この菩薩像は、法隆寺の壁画等よりも幾分アジア的2009/09/07 23:44

 クチャ出土の菩薩の図像の一部であり、麻布に描かれている。

 時代は、7~9世紀で、法隆寺の壁画と同時代かそれよりもやや後の時代か。

 青系の顔料が一部残存しており、あの安藤先生がおっしゃっていたラピスラズリの可能性もあるという。

 目の描かれ方等は、法隆寺の壁画等よりも幾分アジア的であるが、例えば、「ダンダンウィリクのモナリザ」の様な微笑みはないけれども、やはり、線描の輪郭が明瞭である点等は、類似している。
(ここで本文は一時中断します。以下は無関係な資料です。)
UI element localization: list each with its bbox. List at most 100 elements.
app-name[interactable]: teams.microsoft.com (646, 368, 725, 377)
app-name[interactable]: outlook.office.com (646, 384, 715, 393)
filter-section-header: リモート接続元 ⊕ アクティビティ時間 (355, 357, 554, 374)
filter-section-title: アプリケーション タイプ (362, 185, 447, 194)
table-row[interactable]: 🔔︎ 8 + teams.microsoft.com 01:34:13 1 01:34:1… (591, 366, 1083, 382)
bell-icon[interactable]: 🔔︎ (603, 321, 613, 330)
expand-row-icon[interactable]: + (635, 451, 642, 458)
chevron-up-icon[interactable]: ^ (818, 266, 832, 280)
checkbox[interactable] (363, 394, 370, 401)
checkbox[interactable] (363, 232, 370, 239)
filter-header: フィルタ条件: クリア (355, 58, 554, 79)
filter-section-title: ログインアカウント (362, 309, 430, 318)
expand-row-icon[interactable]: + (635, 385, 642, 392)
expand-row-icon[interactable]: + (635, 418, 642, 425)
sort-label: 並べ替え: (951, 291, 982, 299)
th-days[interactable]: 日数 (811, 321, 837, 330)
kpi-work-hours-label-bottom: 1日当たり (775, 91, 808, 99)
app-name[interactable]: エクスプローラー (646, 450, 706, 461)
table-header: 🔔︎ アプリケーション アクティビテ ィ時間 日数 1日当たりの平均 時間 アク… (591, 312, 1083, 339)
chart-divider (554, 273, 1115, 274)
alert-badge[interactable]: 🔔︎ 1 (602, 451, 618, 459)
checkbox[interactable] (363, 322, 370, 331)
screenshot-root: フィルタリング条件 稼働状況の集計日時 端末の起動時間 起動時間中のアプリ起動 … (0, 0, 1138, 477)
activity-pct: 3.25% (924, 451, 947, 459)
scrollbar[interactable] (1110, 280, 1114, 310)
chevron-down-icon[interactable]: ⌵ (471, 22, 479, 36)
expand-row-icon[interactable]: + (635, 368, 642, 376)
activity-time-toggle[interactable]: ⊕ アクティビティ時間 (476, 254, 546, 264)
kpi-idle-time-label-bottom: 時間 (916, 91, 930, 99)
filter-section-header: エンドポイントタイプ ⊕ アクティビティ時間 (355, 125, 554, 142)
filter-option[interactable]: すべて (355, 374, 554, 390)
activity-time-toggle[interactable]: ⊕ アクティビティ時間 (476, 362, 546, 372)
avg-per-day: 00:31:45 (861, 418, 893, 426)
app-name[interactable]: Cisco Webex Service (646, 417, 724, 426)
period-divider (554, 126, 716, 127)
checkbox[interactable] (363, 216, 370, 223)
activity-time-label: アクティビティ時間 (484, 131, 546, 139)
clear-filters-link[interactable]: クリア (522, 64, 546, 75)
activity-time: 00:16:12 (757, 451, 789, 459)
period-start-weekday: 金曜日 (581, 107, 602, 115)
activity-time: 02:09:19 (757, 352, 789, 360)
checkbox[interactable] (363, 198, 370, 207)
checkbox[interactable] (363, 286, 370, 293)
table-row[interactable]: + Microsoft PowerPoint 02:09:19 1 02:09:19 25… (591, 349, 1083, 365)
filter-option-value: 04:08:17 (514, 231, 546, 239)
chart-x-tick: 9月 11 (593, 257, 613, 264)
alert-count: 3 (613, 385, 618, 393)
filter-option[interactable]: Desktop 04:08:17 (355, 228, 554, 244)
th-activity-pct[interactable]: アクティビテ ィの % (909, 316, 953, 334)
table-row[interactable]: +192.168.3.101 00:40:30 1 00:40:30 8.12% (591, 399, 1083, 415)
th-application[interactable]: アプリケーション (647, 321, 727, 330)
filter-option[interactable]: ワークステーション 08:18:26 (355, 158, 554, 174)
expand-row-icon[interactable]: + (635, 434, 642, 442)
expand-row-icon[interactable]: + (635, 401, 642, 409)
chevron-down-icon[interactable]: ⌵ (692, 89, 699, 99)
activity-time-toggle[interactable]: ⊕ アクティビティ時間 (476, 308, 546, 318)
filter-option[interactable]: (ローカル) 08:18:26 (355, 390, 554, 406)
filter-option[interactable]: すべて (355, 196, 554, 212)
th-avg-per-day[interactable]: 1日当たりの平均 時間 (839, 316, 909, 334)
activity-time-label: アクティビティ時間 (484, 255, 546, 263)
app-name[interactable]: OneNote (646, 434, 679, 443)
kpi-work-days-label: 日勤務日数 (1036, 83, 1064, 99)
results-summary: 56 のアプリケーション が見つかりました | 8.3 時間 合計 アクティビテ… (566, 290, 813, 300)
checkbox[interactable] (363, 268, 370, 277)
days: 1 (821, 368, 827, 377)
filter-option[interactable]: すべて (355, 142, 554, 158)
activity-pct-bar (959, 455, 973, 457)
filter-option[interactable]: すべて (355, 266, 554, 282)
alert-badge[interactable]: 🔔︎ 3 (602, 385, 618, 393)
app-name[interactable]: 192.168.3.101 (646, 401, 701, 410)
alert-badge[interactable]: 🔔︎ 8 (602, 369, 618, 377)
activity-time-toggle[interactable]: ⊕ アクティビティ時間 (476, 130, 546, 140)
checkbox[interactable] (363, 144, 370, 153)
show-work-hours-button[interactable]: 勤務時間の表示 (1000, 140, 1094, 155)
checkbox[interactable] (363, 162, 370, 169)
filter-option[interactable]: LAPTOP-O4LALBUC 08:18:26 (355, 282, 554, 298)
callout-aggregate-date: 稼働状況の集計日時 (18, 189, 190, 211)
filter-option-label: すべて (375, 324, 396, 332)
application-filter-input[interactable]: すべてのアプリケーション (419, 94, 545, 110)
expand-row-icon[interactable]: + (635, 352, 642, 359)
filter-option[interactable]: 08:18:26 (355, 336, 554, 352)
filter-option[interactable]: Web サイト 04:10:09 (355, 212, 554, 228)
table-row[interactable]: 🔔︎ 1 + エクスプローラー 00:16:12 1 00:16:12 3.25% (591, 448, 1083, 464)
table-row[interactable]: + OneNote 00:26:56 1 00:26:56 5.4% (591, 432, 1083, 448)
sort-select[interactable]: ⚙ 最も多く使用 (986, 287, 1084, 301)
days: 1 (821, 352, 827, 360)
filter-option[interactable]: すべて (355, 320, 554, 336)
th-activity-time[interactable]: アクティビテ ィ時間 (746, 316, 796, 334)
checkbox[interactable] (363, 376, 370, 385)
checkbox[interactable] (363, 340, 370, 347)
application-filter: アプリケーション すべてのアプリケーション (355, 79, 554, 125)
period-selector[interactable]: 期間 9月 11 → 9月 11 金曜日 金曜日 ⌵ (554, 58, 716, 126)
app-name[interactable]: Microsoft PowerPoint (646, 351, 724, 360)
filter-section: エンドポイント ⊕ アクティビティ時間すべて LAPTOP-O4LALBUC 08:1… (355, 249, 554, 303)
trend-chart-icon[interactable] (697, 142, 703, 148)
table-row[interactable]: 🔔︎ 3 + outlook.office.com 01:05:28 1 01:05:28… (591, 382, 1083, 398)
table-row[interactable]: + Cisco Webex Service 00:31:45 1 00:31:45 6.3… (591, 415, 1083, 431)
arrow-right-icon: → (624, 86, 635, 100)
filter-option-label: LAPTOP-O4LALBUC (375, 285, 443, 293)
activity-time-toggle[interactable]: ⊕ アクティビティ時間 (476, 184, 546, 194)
鉄線描にしたらやや線が細いが横顔を基調としている点等、他の作品との共通点を感じる。

 先日の「シルクロード文字を巡って」では、経典類が中心であったが、この様な美術関係のものも幾分展示されており、興味深かった。

 この他、興味深いのは、瓔珞等もしていない如来の図像なのに、智拳印を結んでいる仏像断片も絹布着色の仏画の断片もみられ、面白い。

 シルクロードの仏教美術は、今後、発掘が進むにつれて更に色々なことが判ってくるだろう。